Facebook's crypto launch partner Kiva is introducing a refugee investment fund
One of Facebook's launch partners in its new cryptocurrency Libra is Kiva, a nonprofit that has married the concept of third-world microloans to first-world crowdfunding.
Catch up quick: Ordinary Americans use Kiva to lend money to some of the poorest people in the world, receiving 0% interest in dollars. The dollars go to microfinance institutions in more than 80 countries, which convert them to local currency and then lend them out to individuals who have to repay the loans with interest.
- Kiva's model of giving its investors a 0% return has been reasonably successful: It has lent a total of $1.3 billion over the past decade, with a 97% repayment rate. But when it comes to refugees in particular, the numbers are much lower: Since it started offering loans to refugees in 2016, Kiva has totaled just $12.5 million in loans.
So, Kiva is introducing the Kiva Refugee Investment Fund, a lending vehicle aimed at impact investors seeking a positive return. The fund will be part of Kiva Capital Management, a new shop that will join what the Global Impact Investing Network estimates as the $502 billion market for investments aimed at positive social change.
- "Impact investing" is not particularly well defined. The RealReal, for instance, a luxury-goods marketplace going public this week, has attracted capital from impact investors like DBL Partners on the grounds that it "promotes sustainability by extending the lifespan of upscale goods."
- The impact investing universe is also relatively small: The $502 billion stock of impact investing funds globally is significantly less effective than the $428 billion flow of funds donated to charity by Americans alone in 2018.

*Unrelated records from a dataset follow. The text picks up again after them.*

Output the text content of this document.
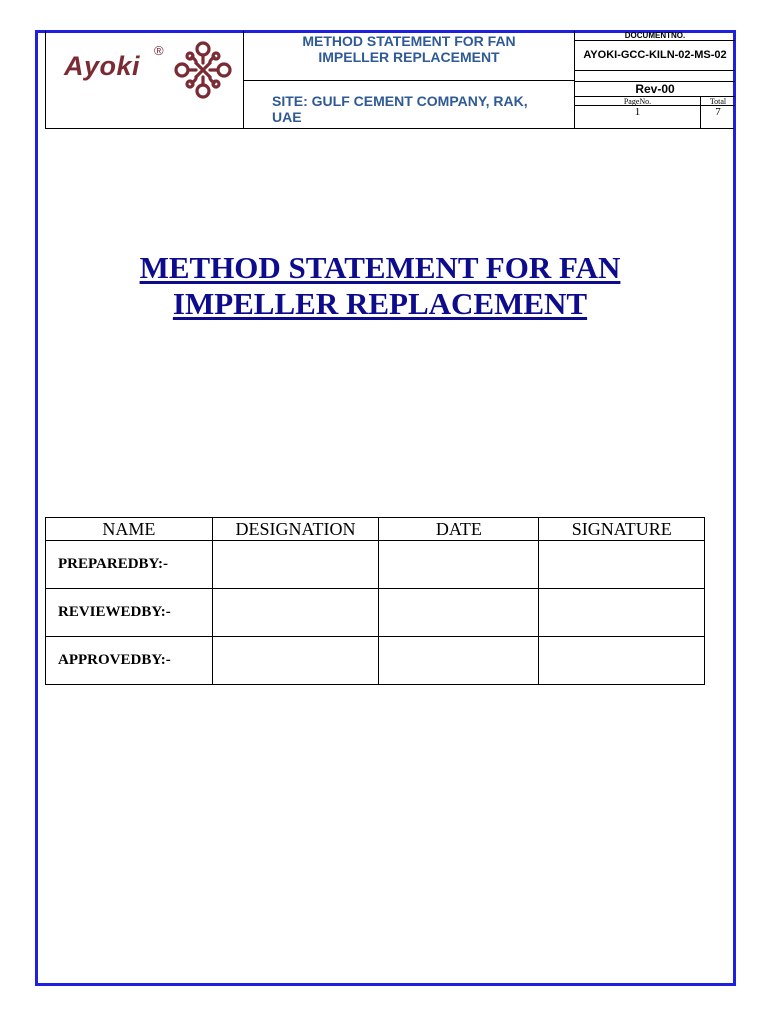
Ayoki
®
METHOD STATEMENT FOR FAN
IMPELLER REPLACEMENT
SITE: GULF CEMENT COMPANY, RAK,
UAE
DOCUMENTNO.
AYOKI-GCC-KILN-02-MS-02
Rev-00
PageNo.	Total
1	7
METHOD STATEMENT FOR FAN
IMPELLER REPLACEMENT
NAME	DESIGNATION	DATE	SIGNATURE
PREPAREDBY:-			
REVIEWEDBY:-			
APPROVEDBY:-			
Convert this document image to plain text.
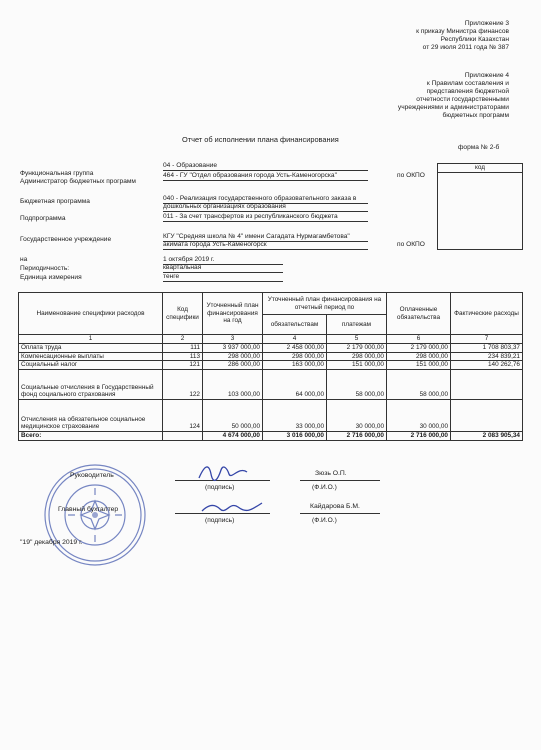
Приложение 3
к приказу Министра финансов
Республики Казахстан
от 29 июля 2011 года № 387
Приложение 4
к Правилам составления и
представления бюджетной
отчетности государственными
учреждениями и администраторами
бюджетных программ
Отчет об исполнении плана финансирования
форма № 2-б
код
Функциональная группа
04 - Образование
Администратор бюджетных программ
464 - ГУ "Отдел образования города Усть-Каменогорска"	по ОКПО
Бюджетная программа	040 - Реализация государственного образовательного заказа в
дошкольных организациях образования
Подпрограмма	011 - За счет трансфертов из республиканского бюджета
Государственное учреждение	КГУ "Средняя школа № 4" имени Сагадата Нурмагамбетова"
акимата города Усть-Каменогорск	по ОКПО
на	1 октября 2019 г.
Периодичность:	квартальная
Единица измерения	тенге
Наименование специфики расходов	Код специфики	Уточненный план финансирования на год	Уточненный план финансирования на отчетный период по		Оплаченные обязательства	Фактические расходы
			обязательствам	платежам		
1	2	3	4	5	6	7
Оплата труда	111	3 937 000,00	2 458 000,00	2 179 000,00	2 179 000,00	1 708 803,37
Компенсационные выплаты	113	298 000,00	298 000,00	298 000,00	298 000,00	234 839,21
Социальный налог	121	286 000,00	163 000,00	151 000,00	151 000,00	140 262,76
Социальные отчисления в Государственный фонд социального страхования	122	103 000,00	64 000,00	58 000,00	58 000,00	
Отчисления на обязательное социальное медицинское страхование	124	50 000,00	33 000,00	30 000,00	30 000,00	
Всего:		4 674 000,00	3 016 000,00	2 716 000,00	2 716 000,00	2 083 905,34
Руководитель
(подпись)
Зюзь О.П.
(Ф.И.О.)
Главный бухгалтер
(подпись)
Кайдарова Б.М.
(Ф.И.О.)
"19" декабря 2019 г.
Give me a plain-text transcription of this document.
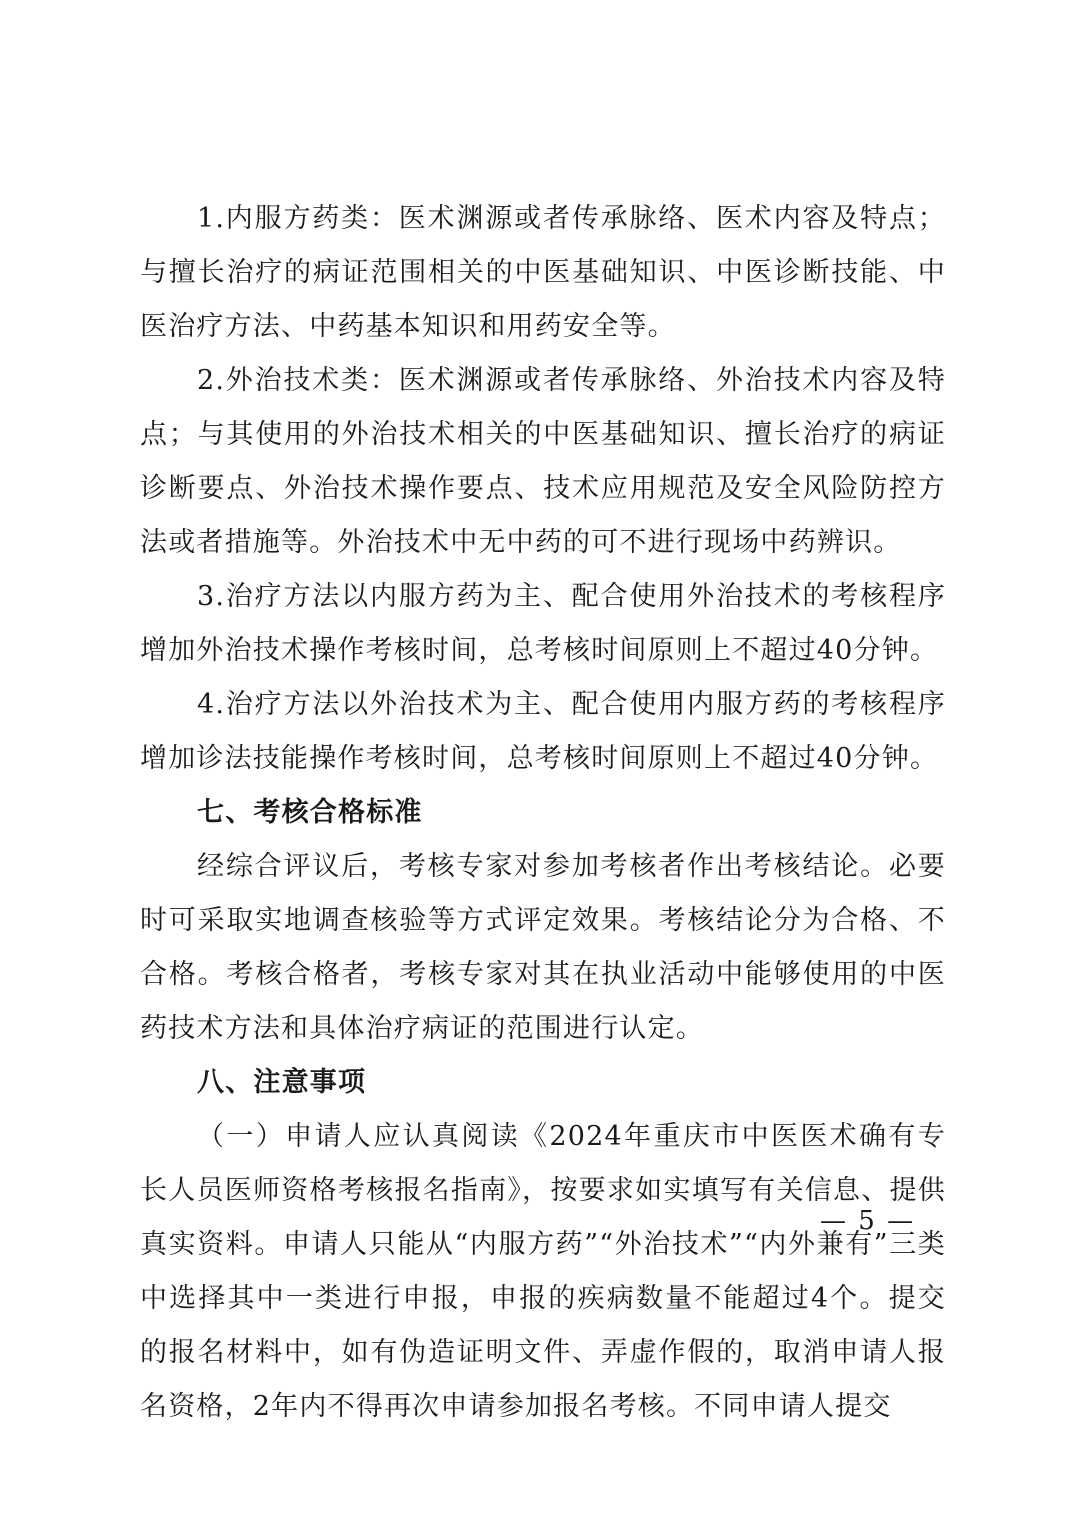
1.内服方药类：医术渊源或者传承脉络、医术内容及特点；与擅长治疗的病证范围相关的中医基础知识、中医诊断技能、中医治疗方法、中药基本知识和用药安全等。

2.外治技术类：医术渊源或者传承脉络、外治技术内容及特点；与其使用的外治技术相关的中医基础知识、擅长治疗的病证诊断要点、外治技术操作要点、技术应用规范及安全风险防控方法或者措施等。外治技术中无中药的可不进行现场中药辨识。

3.治疗方法以内服方药为主、配合使用外治技术的考核程序增加外治技术操作考核时间，总考核时间原则上不超过40分钟。

4.治疗方法以外治技术为主、配合使用内服方药的考核程序增加诊法技能操作考核时间，总考核时间原则上不超过40分钟。

七、考核合格标准

经综合评议后，考核专家对参加考核者作出考核结论。必要时可采取实地调查核验等方式评定效果。考核结论分为合格、不合格。考核合格者，考核专家对其在执业活动中能够使用的中医药技术方法和具体治疗病证的范围进行认定。

八、注意事项

（一）申请人应认真阅读《2024年重庆市中医医术确有专长人员医师资格考核报名指南》，按要求如实填写有关信息、提供真实资料。申请人只能从“内服方药”“外治技术”“内外兼有”三类中选择其中一类进行申报，申报的疾病数量不能超过4个。提交的报名材料中，如有伪造证明文件、弄虚作假的，取消申请人报名资格，2年内不得再次申请参加报名考核。不同申请人提交

— 5 —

The bottom line: A recent UBS survey of 443 asset managers controlling more than $20 trillion among them found that 78% of them actively take ESG (environmental, social and governance) factors into account when making investments. But it's hard to see what difference that has made. More focused impact investors tend to be keener on quantifying their impact — and efforts to do that on a comparable basis are still at a very early stage.